Taxable Municipal Bonds grabbed the attention of not only municipal bond market participants in 2020, but also of investors and financial professionals globally across the asset class landscape.

Nationally, new issue volume growth was confined to the burgeoning taxable municipal bond sector, where issuance doubled from $72.2 billion in 2019 to $145.2 billion in 2020. By comparison, tax-exempt issuance in the municipal bond market declined slightly from $354 billion to $328 billion.

The eye-popping issuance figures for taxable municipal securities made headlines throughout the year. The $145 billion of new taxable municipal bonds were issued as fully Federally taxable, but in most cases, retained the applicablestatetax exemption.
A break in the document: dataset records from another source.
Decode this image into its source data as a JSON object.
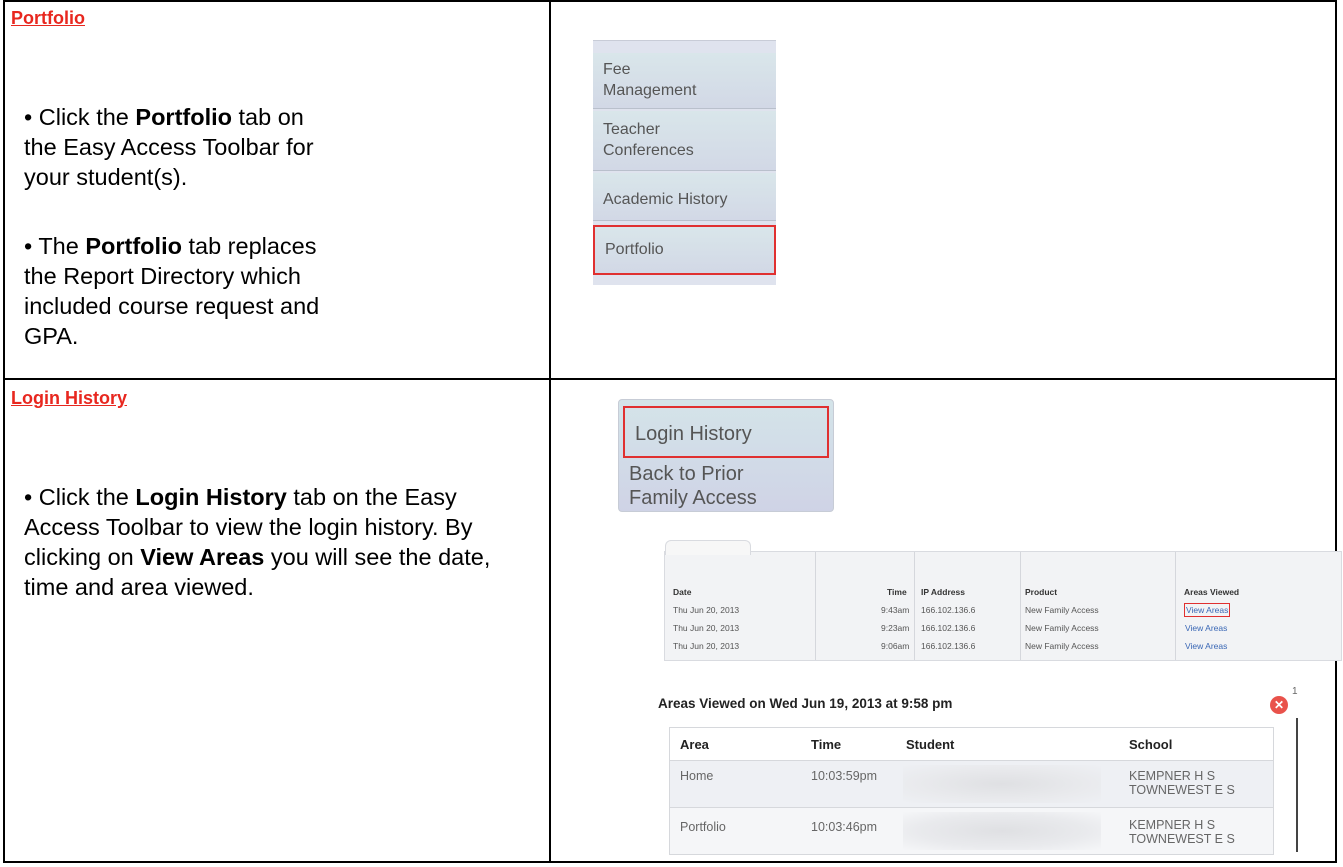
{
  "portfolio": {
    "title": "Portfolio",
    "bullet1_prefix": "• Click the ",
    "bullet1_bold": "Portfolio",
    "bullet1_suffix": " tab on the Easy Access Toolbar for your student(s).",
    "bullet2_prefix": "• The ",
    "bullet2_bold": "Portfolio",
    "bullet2_suffix": " tab replaces the Report Directory which included course request and GPA.",
    "nav_items": [
      "Fee",
      "Management",
      "Teacher",
      "Conferences",
      "Academic History",
      "Portfolio"
    ]
  },
  "login": {
    "title": "Login History",
    "bullet_prefix": "• Click the ",
    "bullet_bold1": "Login History",
    "bullet_mid": " tab on the Easy Access Toolbar to view the login history.  By clicking on ",
    "bullet_bold2": "View Areas",
    "bullet_suffix": " you will see the date, time and area viewed.",
    "nav_items": [
      "Login History",
      "Back to Prior",
      "Family Access"
    ],
    "table": {
      "headers": [
        "Date",
        "Time",
        "IP Address",
        "Product",
        "Areas Viewed"
      ],
      "rows": [
        [
          "Thu Jun 20, 2013",
          "9:43am",
          "166.102.136.6",
          "New Family Access",
          "View Areas"
        ],
        [
          "Thu Jun 20, 2013",
          "9:23am",
          "166.102.136.6",
          "New Family Access",
          "View Areas"
        ],
        [
          "Thu Jun 20, 2013",
          "9:06am",
          "166.102.136.6",
          "New Family Access",
          "View Areas"
        ]
      ]
    },
    "areas": {
      "title": "Areas Viewed on Wed Jun 19, 2013 at 9:58 pm",
      "close_sup": "1",
      "headers": [
        "Area",
        "Time",
        "Student",
        "School"
      ],
      "rows": [
        {
          "area": "Home",
          "time": "10:03:59pm",
          "school1": "KEMPNER H S",
          "school2": "TOWNEWEST E S"
        },
        {
          "area": "Portfolio",
          "time": "10:03:46pm",
          "school1": "KEMPNER H S",
          "school2": "TOWNEWEST E S"
        }
      ]
    }
  }
}
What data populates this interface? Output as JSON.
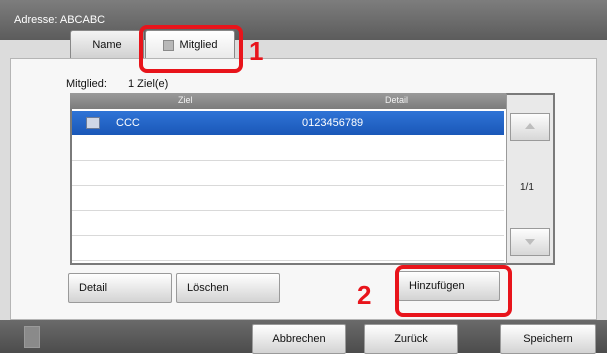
{
  "header": {
    "address_label": "Adresse:",
    "address_value": "ABCABC"
  },
  "tabs": [
    {
      "label": "Name"
    },
    {
      "label": "Mitglied"
    }
  ],
  "member": {
    "count_label": "Mitglied:",
    "count_value": "1 Ziel(e)"
  },
  "table": {
    "columns": [
      "Ziel",
      "Detail"
    ],
    "rows": [
      {
        "name": "CCC",
        "detail": "0123456789"
      }
    ],
    "page_indicator": "1/1"
  },
  "actions": {
    "detail": "Detail",
    "delete": "Löschen",
    "add": "Hinzufügen"
  },
  "footer": {
    "cancel": "Abbrechen",
    "back": "Zurück",
    "save": "Speichern"
  },
  "callouts": {
    "one": "1",
    "two": "2",
    "color": "#e8141b"
  },
  "colors": {
    "selection": "#1a57b8"
  },
  "icons": {
    "tab_member": "contact-card-icon",
    "row": "contact-icon",
    "scroll_up": "chevron-up-icon",
    "scroll_down": "chevron-down-icon"
  }
}
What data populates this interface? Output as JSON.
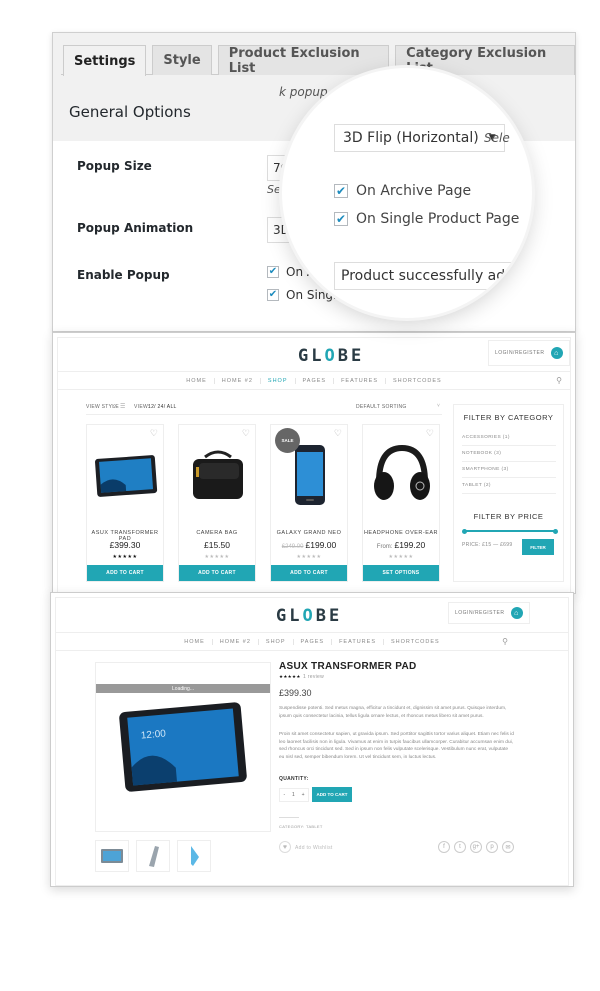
{
  "admin": {
    "tabs": [
      {
        "label": "Settings",
        "active": true
      },
      {
        "label": "Style",
        "active": false
      },
      {
        "label": "Product Exclusion List",
        "active": false
      },
      {
        "label": "Category Exclusion List",
        "active": false
      }
    ],
    "section_title": "General Options",
    "popup_size_hint_partial": "k popup size.",
    "fields": {
      "popup_size": {
        "label": "Popup Size",
        "value_partial": "70",
        "hint_partial": "Set"
      },
      "popup_animation": {
        "label": "Popup Animation",
        "value_partial": "3D"
      },
      "enable_popup": {
        "label": "Enable Popup",
        "options": [
          {
            "label_partial": "On A",
            "checked": true
          },
          {
            "label_partial": "On Single",
            "checked": true
          }
        ]
      }
    },
    "magnifier": {
      "animation_select": "3D Flip (Horizontal)",
      "animation_hint_partial": "Sele",
      "enable_options": [
        {
          "label": "On Archive Page",
          "checked": true
        },
        {
          "label": "On Single Product Page",
          "checked": true
        }
      ],
      "message_value_partial": "Product successfully add"
    }
  },
  "shop": {
    "logo": {
      "left": "GL",
      "mid": "O",
      "right": "BE"
    },
    "login_label": "LOGIN/REGISTER",
    "nav": [
      "HOME",
      "HOME #2",
      "SHOP",
      "PAGES",
      "FEATURES",
      "SHORTCODES"
    ],
    "nav_active_shop_page": "SHOP",
    "toolbar": {
      "view_style_label": "VIEW STYLE",
      "view_label": "VIEW:",
      "view_options": "12/ 24/ ALL",
      "sorting": "DEFAULT SORTING"
    },
    "products": [
      {
        "name": "ASUX TRANSFORMER PAD",
        "price": "£399.30",
        "old_price": "",
        "prefix": "",
        "rated": true,
        "button": "ADD TO CART",
        "sale": false
      },
      {
        "name": "CAMERA BAG",
        "price": "£15.50",
        "old_price": "",
        "prefix": "",
        "rated": false,
        "button": "ADD TO CART",
        "sale": false
      },
      {
        "name": "GALAXY GRAND NEO",
        "price": "£199.00",
        "old_price": "£249.00",
        "prefix": "",
        "rated": false,
        "button": "ADD TO CART",
        "sale": true
      },
      {
        "name": "HEADPHONE OVER-EAR",
        "price": "£199.20",
        "old_price": "",
        "prefix": "From:",
        "rated": false,
        "button": "SET OPTIONS",
        "sale": false
      }
    ],
    "sale_badge": "SALE",
    "sidebar": {
      "category_title": "FILTER BY CATEGORY",
      "categories": [
        {
          "name": "ACCESSORIES",
          "count": "1"
        },
        {
          "name": "NOTEBOOK",
          "count": "3"
        },
        {
          "name": "SMARTPHONE",
          "count": "3"
        },
        {
          "name": "TABLET",
          "count": "2"
        }
      ],
      "price_title": "FILTER BY PRICE",
      "price_range_text": "PRICE: £15 — £699",
      "price_min": 15,
      "price_max": 699,
      "filter_button": "FILTER"
    }
  },
  "product_page": {
    "loading_text": "Loading...",
    "title": "ASUX TRANSFORMER PAD",
    "stars": "★★★★★",
    "review_count": "1 review",
    "price": "£399.30",
    "description_1": "Suspendisse potenti. Sed metus magna, efficitur a tincidunt et, dignissim sit amet purus. Quisque interdum, ipsum quis consectetur lacinia, tellus ligula ornare lectus, et rhoncus metus libero sit amet purus.",
    "description_2": "Proin sit amet consectetur sapien, ut gravida ipsum. Sed porttitor sagittis tortor varius aliquet. Etiam nec felis id leo laoreet facilisis non in ligula. Vivamus at enim in turpis faucibus ullamcorper. Curabitur accumsan enim dui, sed rhoncus orci tincidunt sed. Sed in ipsum non felis vulputate scelerisque. Vestibulum nunc erat, vulputate eu nisl sed, semper bibendum lorem. Ut vel tincidunt sem, in luctus lectus.",
    "quantity_label": "QUANTITY:",
    "quantity_value": "1",
    "qty_minus": "-",
    "qty_plus": "+",
    "add_to_cart": "ADD TO CART",
    "category_text": "CATEGORY: TABLET",
    "wishlist": "Add to Wishlist",
    "share_icons": [
      "f",
      "t",
      "g+",
      "p",
      "✉"
    ]
  },
  "colors": {
    "accent": "#21a6b4",
    "checkbox_blue": "#1e8cbe",
    "admin_bg": "#f1f1f1"
  }
}
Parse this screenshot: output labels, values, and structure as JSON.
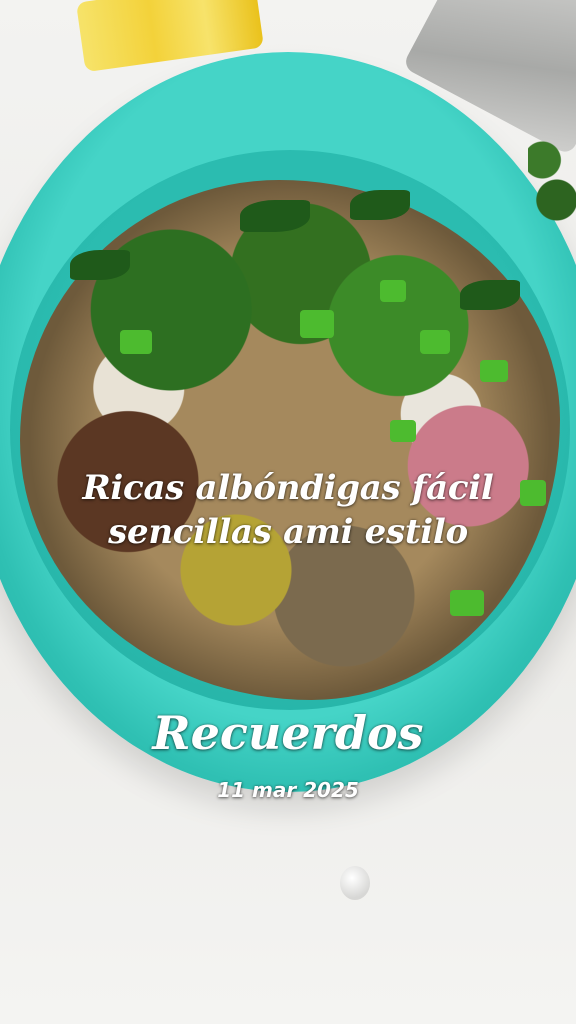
{
  "overlay": {
    "headline_line1": "Ricas albóndigas fácil",
    "headline_line2": "sencillas ami estilo",
    "title": "Recuerdos",
    "date": "11 mar 2025"
  },
  "colors": {
    "bowl": "#2fc0b3",
    "text": "#ffffff"
  }
}
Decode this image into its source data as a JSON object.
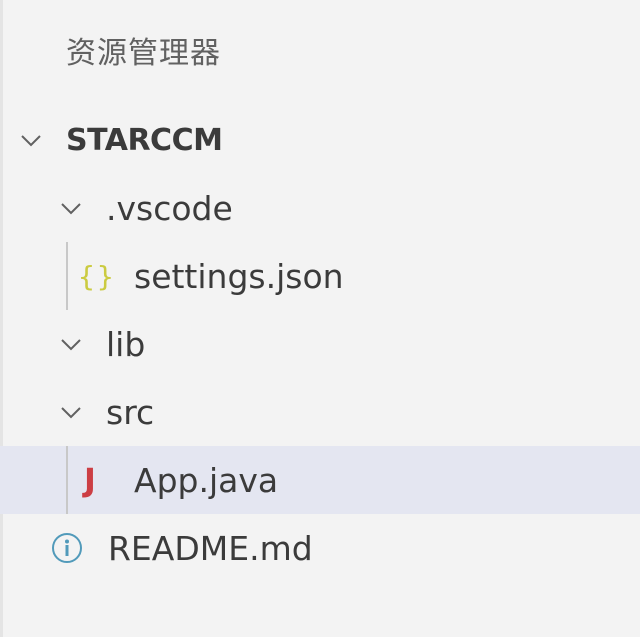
{
  "explorer": {
    "title": "资源管理器"
  },
  "tree": {
    "root": {
      "label": "STARCCM",
      "expanded": true
    },
    "vscode_folder": {
      "label": ".vscode",
      "expanded": true
    },
    "settings_file": {
      "label": "settings.json",
      "icon": "json-braces-icon",
      "icon_glyph": "{}"
    },
    "lib_folder": {
      "label": "lib",
      "expanded": true
    },
    "src_folder": {
      "label": "src",
      "expanded": true
    },
    "app_file": {
      "label": "App.java",
      "icon": "java-icon",
      "icon_glyph": "J",
      "selected": true
    },
    "readme_file": {
      "label": "README.md",
      "icon": "info-icon"
    }
  },
  "colors": {
    "background": "#f3f3f3",
    "selection": "#e4e6f1",
    "json_icon": "#cbcb41",
    "java_icon": "#cc3e44",
    "text": "#3b3b3b"
  }
}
This accounted for almost one third of all municipal bonds issued and ultimately accounted for the entire increase in total issuance in 2020. The prominent rise of this mechanism in the municipal market occurred as a consequence of the component of the 2017 Tax Cuts and Jobs Act which eliminated tax-exempt advance refunding of tax-exempt issues.

Questioning The Tax Exemption – Again

With taxable municipals accounting for such a prominent slice of state and local government borrowing there has been growing speculation in the financial press, and among market participants, about what this means for traditional tax-exempt financing. Common viewpoints gaining traction have called into question the need for traditional tax-exemption in municipal finance and even suggested the success of taxable issuance in 2020 proves municipal bonds can exist without the tax-exemption.

This speculation has been fueled by a number of misperceptions about the municipal bond market and the nature of public finance. The explosion in taxable issuance ultimately resulted from the confluence of two watershed developments:

• The arbitrary prohibition of the advance refunding mechanism that had been a staple of municipal finance for 100 years.

• Generational lows in benchmark U.S. Treasury yields off of which the yields of other taxable securities are “spread” by a variety of taxable investors.